On 24.10.2015 09:36, James Heald wrote:
On 24/10/2015 00:50, Stas Malyshev wrote:
Hi!
least one Wikipedia) are considered to refer to
equivalent classes on
Wikidata, which could be expressed by a small subclass-of cycle. For
We can do it, but I'd rather we didn't. The reason is that it would
require engine that queries such data (e.g. SPARQL engine) to be
comfortable with cycles in property paths (especially ones with + and
*), and not every one is (Blazegraph for example looks like does not
handle them out of the box). It can be dealt with, I assume, but why
create trouble for ourselves?
It should be a basic requirement of any SPARQL engine that it should be
able to handle path queries that contain cycles.
For example, consider equivalence relationships like P460 "said to be
the same as", which is being used to link given names together.

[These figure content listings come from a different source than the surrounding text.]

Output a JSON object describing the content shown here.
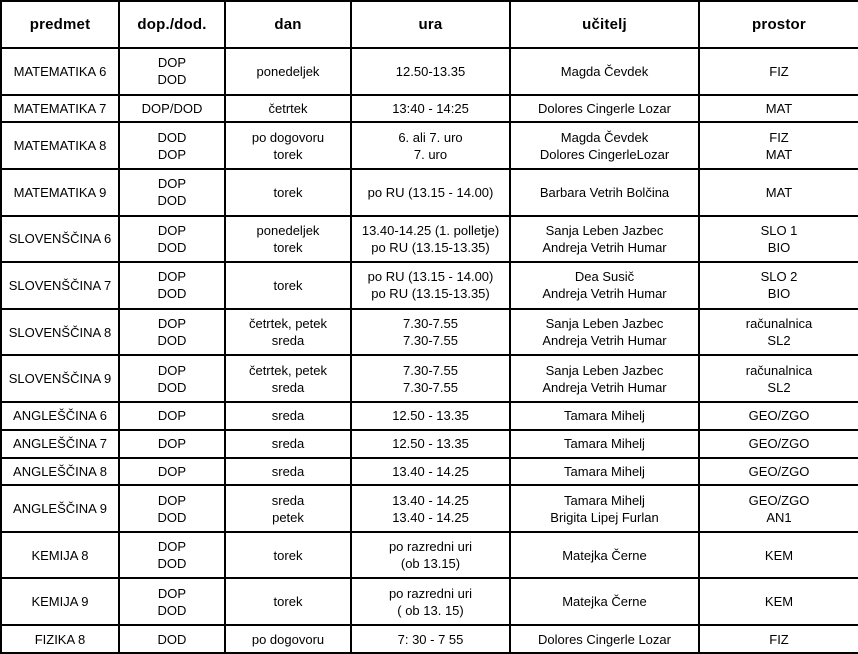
{
  "table": {
    "columns": [
      "predmet",
      "dop./dod.",
      "dan",
      "ura",
      "učitelj",
      "prostor"
    ],
    "rows": [
      {
        "cells": [
          "MATEMATIKA 6",
          "DOP\nDOD",
          "ponedeljek",
          "12.50-13.35",
          "Magda Čevdek",
          "FIZ"
        ]
      },
      {
        "cells": [
          "MATEMATIKA 7",
          "DOP/DOD",
          "četrtek",
          "13:40 - 14:25",
          "Dolores Cingerle Lozar",
          "MAT"
        ]
      },
      {
        "cells": [
          "MATEMATIKA 8",
          "DOD\nDOP",
          "po dogovoru\ntorek",
          "6. ali 7. uro\n7. uro",
          "Magda Čevdek\nDolores CingerleLozar",
          "FIZ\nMAT"
        ]
      },
      {
        "cells": [
          "MATEMATIKA 9",
          "DOP\nDOD",
          "torek",
          "po RU (13.15 - 14.00)",
          "Barbara Vetrih Bolčina",
          "MAT"
        ]
      },
      {
        "cells": [
          "SLOVENŠČINA 6",
          "DOP\nDOD",
          "ponedeljek\ntorek",
          "13.40-14.25 (1. polletje)\npo RU (13.15-13.35)",
          "Sanja Leben Jazbec\nAndreja Vetrih Humar",
          "SLO 1\nBIO"
        ]
      },
      {
        "cells": [
          "SLOVENŠČINA 7",
          "DOP\nDOD",
          "torek",
          "po RU (13.15 - 14.00)\npo RU (13.15-13.35)",
          "Dea Susič\nAndreja Vetrih Humar",
          "SLO 2\nBIO"
        ]
      },
      {
        "cells": [
          "SLOVENŠČINA 8",
          "DOP\nDOD",
          "četrtek, petek\nsreda",
          "7.30-7.55\n7.30-7.55",
          "Sanja Leben Jazbec\nAndreja Vetrih Humar",
          "računalnica\nSL2"
        ]
      },
      {
        "cells": [
          "SLOVENŠČINA 9",
          "DOP\nDOD",
          "četrtek, petek\nsreda",
          "7.30-7.55\n7.30-7.55",
          "Sanja Leben Jazbec\nAndreja Vetrih Humar",
          "računalnica\nSL2"
        ]
      },
      {
        "cells": [
          "ANGLEŠČINA 6",
          "DOP",
          "sreda",
          "12.50 - 13.35",
          "Tamara Mihelj",
          "GEO/ZGO"
        ]
      },
      {
        "cells": [
          "ANGLEŠČINA 7",
          "DOP",
          "sreda",
          "12.50 - 13.35",
          "Tamara Mihelj",
          "GEO/ZGO"
        ]
      },
      {
        "cells": [
          "ANGLEŠČINA 8",
          "DOP",
          "sreda",
          "13.40 - 14.25",
          "Tamara Mihelj",
          "GEO/ZGO"
        ]
      },
      {
        "cells": [
          "ANGLEŠČINA 9",
          "DOP\nDOD",
          "sreda\npetek",
          "13.40 - 14.25\n13.40 - 14.25",
          "Tamara Mihelj\nBrigita Lipej Furlan",
          "GEO/ZGO\nAN1"
        ]
      },
      {
        "cells": [
          "KEMIJA 8",
          "DOP\nDOD",
          "torek",
          "po razredni uri\n(ob 13.15)",
          "Matejka Černe",
          "KEM"
        ]
      },
      {
        "cells": [
          "KEMIJA 9",
          "DOP\nDOD",
          "torek",
          "po razredni uri\n( ob 13. 15)",
          "Matejka Černe",
          "KEM"
        ]
      },
      {
        "cells": [
          "FIZIKA 8",
          "DOD",
          "po dogovoru",
          "7: 30 - 7 55",
          "Dolores Cingerle Lozar",
          "FIZ"
        ]
      }
    ],
    "colors": {
      "text": "#000000",
      "border": "#000000",
      "background": "#ffffff"
    }
  }
}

If we want to find all the names in a particular equivalence class, and
eg rank them by their incidence count, as is done in the 'query' columns at
https://www.wikidata.org/wiki/Wikidata:WikiProject_Names/given-name_variants
then being able to handle cycles in path queries is a basic requirement
for the job.
I agree. Even if we discourage cycles in other cases, there is still no
guarantee that there won't be any, so the engine should be robust
against this.
On the other hand, we have to live with the technical infrastructure we
got. If BlazeGraph does not handle cycles well, we should encourage
their team to work on fixing this, but at the same time we need to work
around the issue for a while.
"Said to be the same as" is a good example of a case where cycles are
unavoidable. A possible workaround in this case is to make sure that the
transitive closure of "said to be the same as" is already in the data,
such that the path "P460+" returns the same results as a mere "P460"
would. It's not ideal, but maybe workable.
Markus